李易也不在意,反正现在是给武则天上税,桂州司马曹玄静如果不给盖章,那就私卖得了,反正来岭南是当私盐贩子来的,可不是来上税的。
与其给武则天来挥霍建造明堂,还不如多拉动岳州的经济增长,形成一个稳定的产业链,多让老百姓赚些银钱。
李易抓起一旁的用来送礼的茶杯仔细欣赏上面的条纹。
大唐上流社会爱饮茶,得想想,怎么把茶叶变现,打出茶的名气来。
湖南可是产茶的好地方,毛尖最为出名,只是现在还未曾大规模种植,毕竟这两年都饥荒了,不先紧要想法子填饱肚子,采茶也解决不了饿肚子的问题。
不过据说文成公主出嫁的时候,就曾带了一些岳州贡茶:蒙洱茶,倒是个好噱头。
吕新瞧了一眼上座的司马曹玄静,又瞥了一眼一旁的悠闲的李易,长叹一口气,你就算全家被发配到岳州,那也是龙子龙孙,倒是挺沉得住气,也没有开口的意思。
反正时间来得及,也不晓得曹玄静打的是什么主意。
可他毕竟是地头蛇,自己终究不能实行敌不动我不动的策略。
想到这里,吕新打破室内的寂静道:“曹司马可是勘察完毕,扣个章?”
年轻人终究是沉不住气,司马曹玄静捏着胡须道:“货可是如上奏一样?”
“自然一样。”
“本官要查验。”
“有什么好查验的?”
李易站起身子来走到司马曹玄静案牍的对面,坐下,把青瓷茶杯放在案牍上。
“交趾新乱,谁晓得会不会有人勾结,送些粮食来。”
“天下饥荒,哪个傻子会把粮食不远千里运到岭南来,在说,朝廷控制粮价,能赚几何?”李易嗤笑一声:“谁会不远千里跟野人勾结,你这司马是怎么当的?”

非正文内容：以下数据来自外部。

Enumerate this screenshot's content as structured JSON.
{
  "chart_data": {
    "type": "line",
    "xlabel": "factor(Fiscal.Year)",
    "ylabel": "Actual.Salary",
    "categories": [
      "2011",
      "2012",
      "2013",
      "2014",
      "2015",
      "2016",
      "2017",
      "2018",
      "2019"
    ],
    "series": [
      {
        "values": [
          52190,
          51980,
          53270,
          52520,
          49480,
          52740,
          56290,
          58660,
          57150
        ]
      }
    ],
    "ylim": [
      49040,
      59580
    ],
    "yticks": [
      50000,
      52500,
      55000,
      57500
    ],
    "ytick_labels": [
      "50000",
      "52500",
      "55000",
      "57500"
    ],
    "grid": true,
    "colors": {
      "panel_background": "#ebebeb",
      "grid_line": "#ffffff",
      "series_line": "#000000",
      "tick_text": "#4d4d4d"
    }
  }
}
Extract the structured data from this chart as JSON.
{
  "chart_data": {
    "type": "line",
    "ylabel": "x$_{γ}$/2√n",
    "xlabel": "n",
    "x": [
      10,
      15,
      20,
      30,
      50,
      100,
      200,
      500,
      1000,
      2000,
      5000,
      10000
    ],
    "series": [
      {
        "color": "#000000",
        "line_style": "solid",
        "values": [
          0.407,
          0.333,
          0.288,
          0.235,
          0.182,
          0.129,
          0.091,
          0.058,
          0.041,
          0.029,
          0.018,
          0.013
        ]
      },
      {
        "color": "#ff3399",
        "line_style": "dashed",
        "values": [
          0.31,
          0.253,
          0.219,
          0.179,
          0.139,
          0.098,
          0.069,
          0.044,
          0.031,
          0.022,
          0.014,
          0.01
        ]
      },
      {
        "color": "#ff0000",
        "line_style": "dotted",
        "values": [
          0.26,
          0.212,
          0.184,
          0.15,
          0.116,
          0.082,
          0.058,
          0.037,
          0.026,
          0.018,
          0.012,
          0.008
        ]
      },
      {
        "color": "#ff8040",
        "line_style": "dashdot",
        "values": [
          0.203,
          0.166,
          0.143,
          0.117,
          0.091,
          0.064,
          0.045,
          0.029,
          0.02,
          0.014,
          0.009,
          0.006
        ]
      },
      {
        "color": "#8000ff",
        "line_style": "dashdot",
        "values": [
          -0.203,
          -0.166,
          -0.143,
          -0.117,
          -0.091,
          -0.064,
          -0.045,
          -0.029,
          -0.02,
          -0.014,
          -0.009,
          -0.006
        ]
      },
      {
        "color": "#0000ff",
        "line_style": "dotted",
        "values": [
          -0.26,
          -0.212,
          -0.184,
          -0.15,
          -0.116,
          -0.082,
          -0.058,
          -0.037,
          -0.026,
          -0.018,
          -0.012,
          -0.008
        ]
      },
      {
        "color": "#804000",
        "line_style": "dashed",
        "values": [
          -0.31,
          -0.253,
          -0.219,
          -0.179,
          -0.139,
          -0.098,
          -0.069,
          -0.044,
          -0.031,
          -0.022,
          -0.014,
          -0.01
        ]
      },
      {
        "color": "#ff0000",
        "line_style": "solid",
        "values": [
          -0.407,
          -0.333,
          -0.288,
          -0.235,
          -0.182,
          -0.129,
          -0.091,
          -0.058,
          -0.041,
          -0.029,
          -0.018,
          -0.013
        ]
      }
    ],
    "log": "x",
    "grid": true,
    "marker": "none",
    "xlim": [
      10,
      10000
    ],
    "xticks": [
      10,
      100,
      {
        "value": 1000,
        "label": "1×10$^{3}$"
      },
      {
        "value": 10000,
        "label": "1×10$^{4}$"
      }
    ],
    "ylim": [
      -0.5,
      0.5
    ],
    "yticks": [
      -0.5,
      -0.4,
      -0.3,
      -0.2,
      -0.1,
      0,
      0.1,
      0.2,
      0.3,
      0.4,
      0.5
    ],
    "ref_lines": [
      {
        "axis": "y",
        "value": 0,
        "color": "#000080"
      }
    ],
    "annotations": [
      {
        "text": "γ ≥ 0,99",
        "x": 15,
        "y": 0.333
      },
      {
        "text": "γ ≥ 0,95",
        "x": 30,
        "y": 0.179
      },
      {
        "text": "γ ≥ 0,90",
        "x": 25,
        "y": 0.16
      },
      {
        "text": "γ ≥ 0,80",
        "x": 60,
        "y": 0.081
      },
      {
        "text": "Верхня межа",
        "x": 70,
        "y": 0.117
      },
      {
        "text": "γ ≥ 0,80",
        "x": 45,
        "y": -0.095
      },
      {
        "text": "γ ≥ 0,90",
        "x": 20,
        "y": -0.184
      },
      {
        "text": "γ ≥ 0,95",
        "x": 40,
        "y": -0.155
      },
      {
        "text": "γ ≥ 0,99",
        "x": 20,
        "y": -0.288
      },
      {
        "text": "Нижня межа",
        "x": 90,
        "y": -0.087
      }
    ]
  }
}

听到面前少年郎如此出言不逊,司马曹玄静反倒没有生气,看来他们要露底牌了,也让我好好知晓知晓,这百艘货物背后的主家是哪一个?
“如此大宗生意,本官不得不查!”
“扣章,带你去查。”
“先查再盖章!”
“不扣拉倒。”李易站起身道:“我们走。”
“走了在桂州贩卖货物,你就是偷税,这道罪名可担待的起。”桂州司马曹玄静站起身子指着李易的道。
李易走到厅外,坐在地上穿着靴子,不紧不慢的道:“舅哥,咱们走了,桂州司马可不光是行军打仗,还要修河堤,开新路,哪有那么多时间来查货啊。
我本想按照规矩来,可有人不讲规矩,其实我也是不喜讲规矩的,咱们去广州,不耽误曹司马的时间了。”
曹玄静很想吼一句在这桂州本官的规矩就是最大的规矩,可自己又不是十几岁的孩子,这话是断不能说出口的。
那些酷吏最喜欢捕风捉影了,更何况还不晓得这吕家巨商的背后所站之人。
别以为自己远在天边,洛阳城就管不到自己,说不定哪天巡查御史就随着天使团来了。
在加上他说的那些事,都需要钱,不晓得他是不是要助自己一臂之力,军功有了,政绩也要上一层,说不定就高升了。
就算不去洛阳就职,原地升个别驾,刺史也是好的。
“且留步。”桂州司马曹玄静喊了一句。